Collaborative Research Seed Grant Recipients - Fall 2020

This seed grant program fosters the development of innovative and equitable collaborative research projects among UMass Amherst faculty. Funded seed grants at UMass will contribute to the mission of the National Science Foundation ADVANCE program. Collaborative teams receive logistics support from the ADVANCE team and are supported in applying for external funding opportunities based on the seed funded project. The following teams have been awarded seed grants.

Corporate Board Diversity and Disruptive Innovation

The principal investigators for this team are:

  • Aurora Liu Genin, assistant professor, department of management
  • Wenting Ma, assistant professor, department of finance

This project explores how human diversity of director boards affect disruptive technological innovation. Corporate leadership diversity has increasingly garnered attention due to its potential socioeconomic impact. However, the ways by which corporate board diversity affects firm value creation remain unclear: recent studies reveal both performance enhancements and penalties attributed to diverse board members.

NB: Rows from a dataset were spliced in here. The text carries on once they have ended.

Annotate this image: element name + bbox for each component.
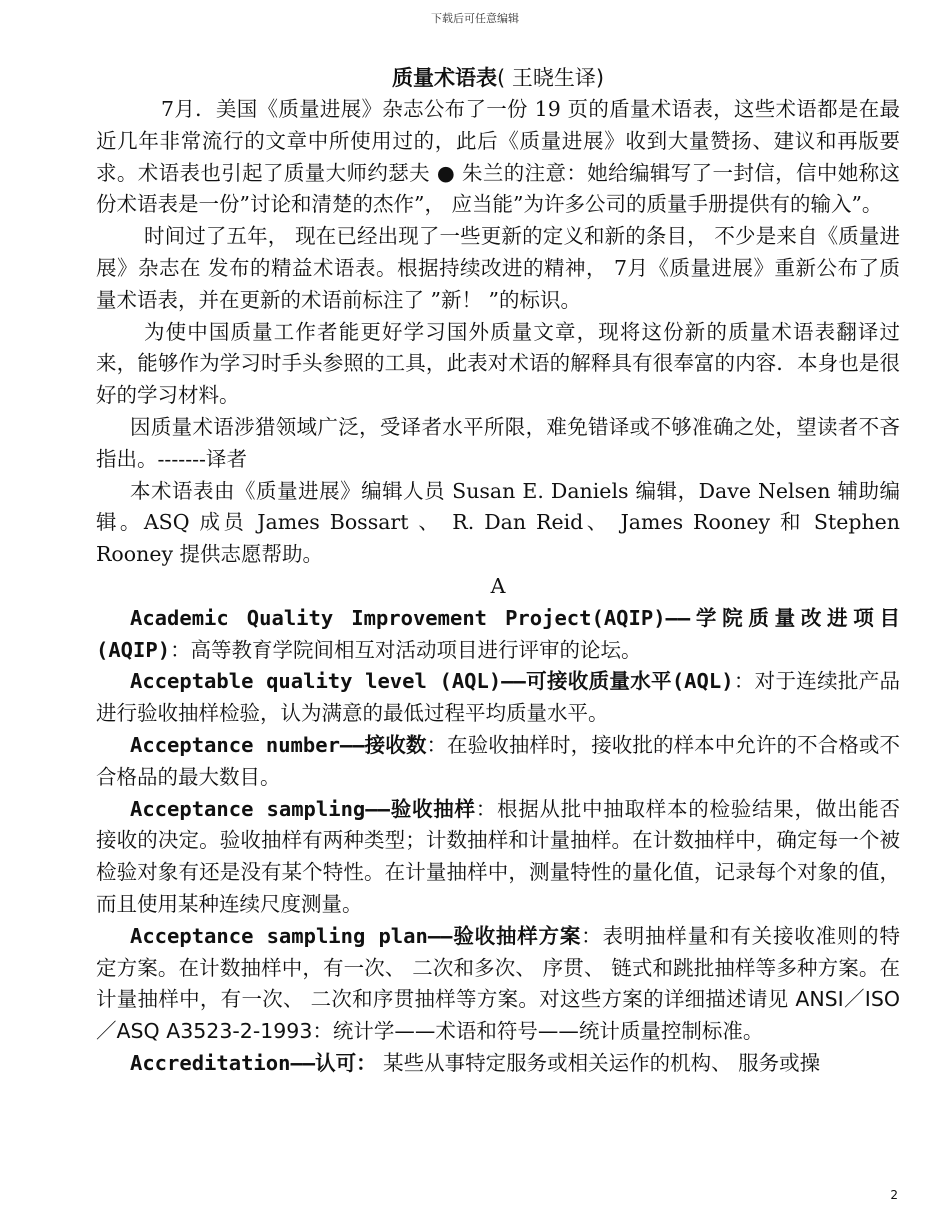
entry-definition: 某些从事特定服务或相关运作的机构、 服务或操 <box>376 1050 821 1075</box>
title-translator: ( 王晓生译) <box>496 66 605 90</box>
intro-paragraph-2: 时间过了五年， 现在已经出现了一些更新的定义和新的条目， 不少是来自《质量进展》杂志在 发布的精益术语表。根据持续改进的精神， 7月《质量进展》重新公布了质量术语表，并在更新的术语前标注了 ”新！ ”的标识。 <box>96 224 900 312</box>
entry-term: Acceptance number——接收数 <box>130 732 427 757</box>
page-number: 2 <box>890 1188 898 1202</box>
intro-paragraph-3: 为使中国质量工作者能更好学习国外质量文章，现将这份新的质量术语表翻译过来，能够作为学习时手头参照的工具，此表对术语的解释具有很奉富的内容．本身也是很好的学习材料。 <box>96 319 900 408</box>
glossary-entry <box>96 730 900 794</box>
glossary-entry <box>96 666 900 730</box>
glossary-entry <box>96 921 900 1048</box>
entry-definition: ：对于连续批产品进行验收抽样检验，认为满意的最低过程平均质量水平。 <box>96 669 901 726</box>
entry-term: Accreditation——认可： <box>130 1050 377 1075</box>
section-letter: A <box>490 573 506 598</box>
glossary-entry <box>96 1048 900 1080</box>
page-header-note: 下载后可任意编辑 <box>431 12 519 25</box>
glossary-entry <box>96 603 900 667</box>
entry-term: Acceptable quality level (AQL)——可接收质量水平(AQL) <box>130 669 734 694</box>
document-title <box>96 62 900 94</box>
intro-paragraph-1: 7月．美国《质量进展》杂志公布了一份 19 页的盾量术语表，这些术语都是在最近几年非常流行的文章中所使用过的，此后《质量进展》收到大量赞扬、建议和再版要求。术语表也引起了质量大师约瑟夫 ● 朱兰的注意：她给编辑写了一封信，信中她称这份术语表是一份”讨论和清楚的杰作”， 应当能”为许多公司的质量手册提供有的输入”。 <box>96 97 900 217</box>
entry-term: Academic Quality Improvement Project(AQIP)——学院质量改进项目(AQIP) <box>96 605 900 662</box>
document-body <box>96 62 900 1080</box>
intro-paragraph-4: 因质量术语涉猎领域广泛，受译者水平所限，难免错译或不够准确之处，望读者不吝指出。-------译者 <box>96 414 900 471</box>
entry-definition: ：在验收抽样时，接收批的样本中允许的不合格或不合格品的最大数目。 <box>96 732 901 789</box>
glossary-entry <box>96 794 900 921</box>
entry-definition: ：高等教育学院间相互对活动项目进行评审的论坛。 <box>170 637 642 662</box>
intro-paragraph-5: 本术语表由《质量进展》编辑人员 Susan E. Daniels 编辑，Dave Nelsen 辅助编辑。ASQ 成员 James Bossart 、 R. Dan Reid、 James Rooney 和 Stephen Rooney 提供志愿帮助。 <box>96 478 900 567</box>
entry-definition: ：表明抽样量和有关接收准则的特定方案。在计数抽样中，有一次、 二次和多次、 序贯、 链式和跳批抽样等多种方案。在计量抽样中，有一次、 二次和序贯抽样等方案。对这些方案的详细描述请见 ANSI／ISO／ASQ A3523-2-1993：统计学——术语和符号——统计质量控制标准。 <box>96 923 900 1044</box>
entry-definition: ：根据从批中抽取样本的检验结果，做出能否接收的决定。验收抽样有两种类型；计数抽样和计量抽样。在计数抽样中，确定每一个被检验对象有还是没有某个特性。在计量抽样中，测量特性的量化值，记录每个对象的值，而且使用某种连续尺度测量。 <box>96 796 900 916</box>
entry-term: Acceptance sampling plan——验收抽样方案 <box>130 923 582 948</box>
title-main: 质量术语表 <box>391 66 497 90</box>
entry-term: Acceptance sampling——验收抽样 <box>130 796 476 821</box>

To shed light on this issue, the team will investigate multiple facets of board human diversity and how they influence disruptive technological innovation‚ a linchpin for long-term firm growth, economic, and social value creation.

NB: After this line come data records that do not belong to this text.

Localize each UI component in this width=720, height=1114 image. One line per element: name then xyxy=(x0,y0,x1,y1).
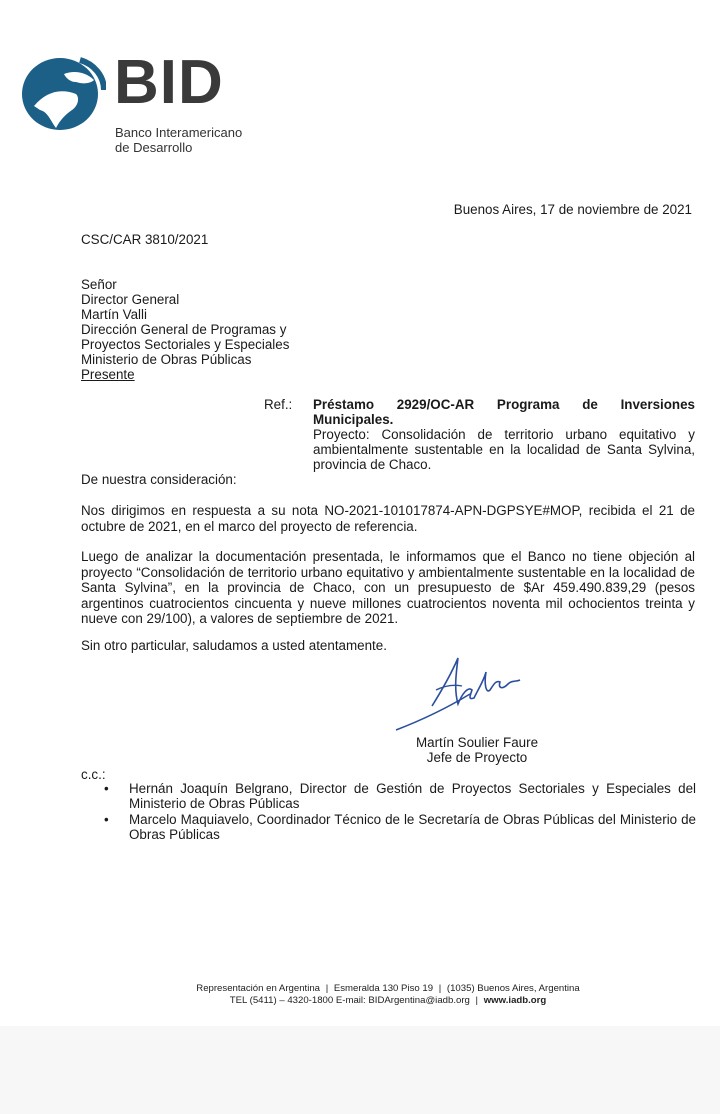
footer-separator: | xyxy=(438,983,442,994)
cc-list xyxy=(104,781,696,843)
ref-block xyxy=(313,397,695,472)
footer xyxy=(0,983,720,1007)
closing: Sin otro particular, saludamos a usted atentamente. xyxy=(81,638,387,653)
recipient-line: Ministerio de Obras Públicas xyxy=(81,352,252,367)
footer-separator: | xyxy=(325,983,329,994)
logo-subtitle-line2: de Desarrollo xyxy=(115,140,193,155)
footer-line-1 xyxy=(0,983,720,995)
reference-number: CSC/CAR 3810/2021 xyxy=(81,232,209,247)
cc-label: c.c.: xyxy=(81,767,106,782)
logo-subtitle-line1: Banco Interamericano xyxy=(115,125,243,140)
ref-body: Proyecto: Consolidación de territorio urbano equitativo y ambientalmente sustentable en la localidad de Santa Sylvina, provincia de Chaco. xyxy=(313,427,695,472)
footer-contact: TEL (5411) – 4320-1800 E-mail: BIDArgentina@iadb.org xyxy=(229,995,470,1006)
bid-globe-logo-icon xyxy=(20,54,106,132)
recipient-line: Proyectos Sectoriales y Especiales xyxy=(81,337,290,352)
footer-office: Representación en Argentina xyxy=(196,983,321,994)
footer-website-link[interactable]: www.iadb.org xyxy=(483,995,547,1006)
ref-title: Préstamo 2929/OC-AR Programa de Inversiones Municipales. xyxy=(313,397,695,427)
footer-separator: | xyxy=(475,995,479,1006)
paragraph-2: Luego de analizar la documentación presentada, le informamos que el Banco no tiene objeción al proyecto “Consolidación de territorio urbano equitativo y ambientalmente sustentable en la localidad de Santa Sylvina”, en la provincia de Chaco, con un presupuesto de $Ar 459.490.839,29 (pesos argentinos cuatrocientos cincuenta y nueve millones cuatrocientos noventa mil ochocientos treinta y nueve con 29/100), a valores de septiembre de 2021. xyxy=(81,549,695,626)
ref-label: Ref.: xyxy=(264,397,293,412)
recipient-line: Señor xyxy=(81,277,117,292)
footer-address: Esmeralda 130 Piso 19 xyxy=(333,983,434,994)
signer-title: Jefe de Proyecto xyxy=(426,750,528,765)
paragraph-1: Nos dirigimos en respuesta a su nota NO-2021-101017874-APN-DGPSYE#MOP, recibida el 21 de octubre de 2021, en el marco del proyecto de referencia. xyxy=(81,503,695,534)
greeting: De nuestra consideración: xyxy=(81,472,237,487)
footer-line-2 xyxy=(0,995,720,1007)
footer-city: (1035) Buenos Aires, Argentina xyxy=(446,983,580,994)
signer-block xyxy=(392,735,562,765)
handwritten-signature xyxy=(392,650,532,740)
letter-date: Buenos Aires, 17 de noviembre de 2021 xyxy=(453,202,692,217)
logo-subtitle xyxy=(115,125,242,155)
page-bottom-margin xyxy=(0,1026,720,1114)
recipient-block xyxy=(81,277,289,382)
bullet-icon: • xyxy=(104,812,109,827)
logo-wordmark: BID xyxy=(114,48,224,117)
cc-item-text: Hernán Joaquín Belgrano, Director de Gestión de Proyectos Sectoriales y Especiales del Ministerio de Obras Públicas xyxy=(129,781,696,811)
signer-name: Martín Soulier Faure xyxy=(415,735,539,750)
cc-item-text: Marcelo Maquiavelo, Coordinador Técnico de le Secretaría de Obras Públicas del Ministerio de Obras Públicas xyxy=(129,812,696,842)
cc-item xyxy=(104,812,696,842)
bullet-icon: • xyxy=(104,781,109,796)
recipient-line: Dirección General de Programas y xyxy=(81,322,287,337)
recipient-line: Martín Valli xyxy=(81,307,147,322)
cc-item xyxy=(104,781,696,811)
recipient-line: Director General xyxy=(81,292,180,307)
recipient-presente: Presente xyxy=(81,367,135,382)
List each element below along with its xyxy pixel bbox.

MAPPING INSTABILITY: The Effects of the Pandemic on the Civic Life of a Small Town

The principal investigators for this team are:

  • Narges Mahyar, assistant professor, college of information and computer sciences
  • Pari Riahi, assistant professor, department of architecture
  • Ali Sarvghad, extension associate professor, college of information and computer sciences

This project investigates the impacts of the current pandemic on Amherst residents' civic lives, focusing on mobility, access to collective resources, sense of community, and social connectedness within the town's physical and architectural confines. Collecting rich data from the public is vital for this goal. In-person public data collection methods such as interviews and focus groups are infeasible due to the current crisis. There has been a proliferation of online data collection and public engagement platforms. While online platforms broaden access and increase engagement, they cannot support and sustain dialogue to encourage people to provide deeper insights into their needs and issues. The team will co-design an innovative conversational chatbot that approximates a live conversation. This project makes collected data accessible through equitable channels to citizens and policymakers. It builds upon previous interdisciplinary collaboration that joins forces from Architecture and Computer Science disciplines, fusing research on adaptive reuse, digital civics, and visualization. The team will offer a new model for synergistic and synchronized gathering and transfer of data and its use as it is reflected back to civic society and the city's architectural and urban environment.

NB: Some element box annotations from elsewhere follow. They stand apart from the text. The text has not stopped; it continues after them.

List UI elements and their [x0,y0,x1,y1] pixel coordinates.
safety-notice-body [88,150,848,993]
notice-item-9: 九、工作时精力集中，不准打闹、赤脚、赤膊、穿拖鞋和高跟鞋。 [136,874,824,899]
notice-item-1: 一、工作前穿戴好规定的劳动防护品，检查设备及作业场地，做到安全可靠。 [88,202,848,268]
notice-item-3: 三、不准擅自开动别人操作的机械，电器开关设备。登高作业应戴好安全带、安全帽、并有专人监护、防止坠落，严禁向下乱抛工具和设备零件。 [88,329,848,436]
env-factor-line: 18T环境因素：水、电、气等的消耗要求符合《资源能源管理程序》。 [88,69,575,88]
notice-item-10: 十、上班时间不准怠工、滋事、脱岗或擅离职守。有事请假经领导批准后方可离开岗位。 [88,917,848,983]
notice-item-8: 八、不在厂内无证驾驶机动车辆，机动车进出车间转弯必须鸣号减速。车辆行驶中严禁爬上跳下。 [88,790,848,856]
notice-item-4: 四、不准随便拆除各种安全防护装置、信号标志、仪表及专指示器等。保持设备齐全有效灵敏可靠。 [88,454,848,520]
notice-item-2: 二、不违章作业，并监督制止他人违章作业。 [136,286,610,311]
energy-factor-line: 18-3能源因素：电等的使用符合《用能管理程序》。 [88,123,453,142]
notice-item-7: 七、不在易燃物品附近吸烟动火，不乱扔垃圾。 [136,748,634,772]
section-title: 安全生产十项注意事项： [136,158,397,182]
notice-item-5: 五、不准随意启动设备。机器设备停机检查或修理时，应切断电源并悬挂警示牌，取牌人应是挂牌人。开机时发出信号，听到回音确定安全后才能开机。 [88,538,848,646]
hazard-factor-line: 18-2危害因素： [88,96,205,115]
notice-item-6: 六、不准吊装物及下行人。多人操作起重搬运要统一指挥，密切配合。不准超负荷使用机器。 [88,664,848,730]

Lighting Up Macrophages in Three-Dimensional Tissues

The principal investigators for this team are:

  • Michelle Farkas, assistant professor, department of chemistry
  • Shelly Peyton, associate professor, department of chemical engineering

Macrophages are unique cells that can both activate and suppress the immune system, by rapidly switching between states often referred to as “M1” (stimulating) and “M2” (suppressing). The balance between these states can be disrupted in cancer and other diseases, which can be disastrous for patients, but also present targets for treatment. There is a critical need for tools to study this interconversion, information vital to being able to stop or reverse immunosuppression. Farkas will develop real-time fluorescent reporters of macrophages to track their changes. Peyton will use the reporters in three-dimensional tissue culture models that mimic the tumor microenvironment to visualize and quantify macrophage-tumor interactions. This work represents the first use of macrophage-based reporters, and the first instance of real-time tracking of macrophage states in a multi-component system. While fluorescent reporters themselves are not a new approach, their application in this manner is vastly different from those of others. By being able to directly visualize the interconversion of macrophages between M1 and M2 phenotypes, the team can for the first time study this process and the conditions under which it occurs, in a spatially and temporally resolved manner, leading to new treatment strategies.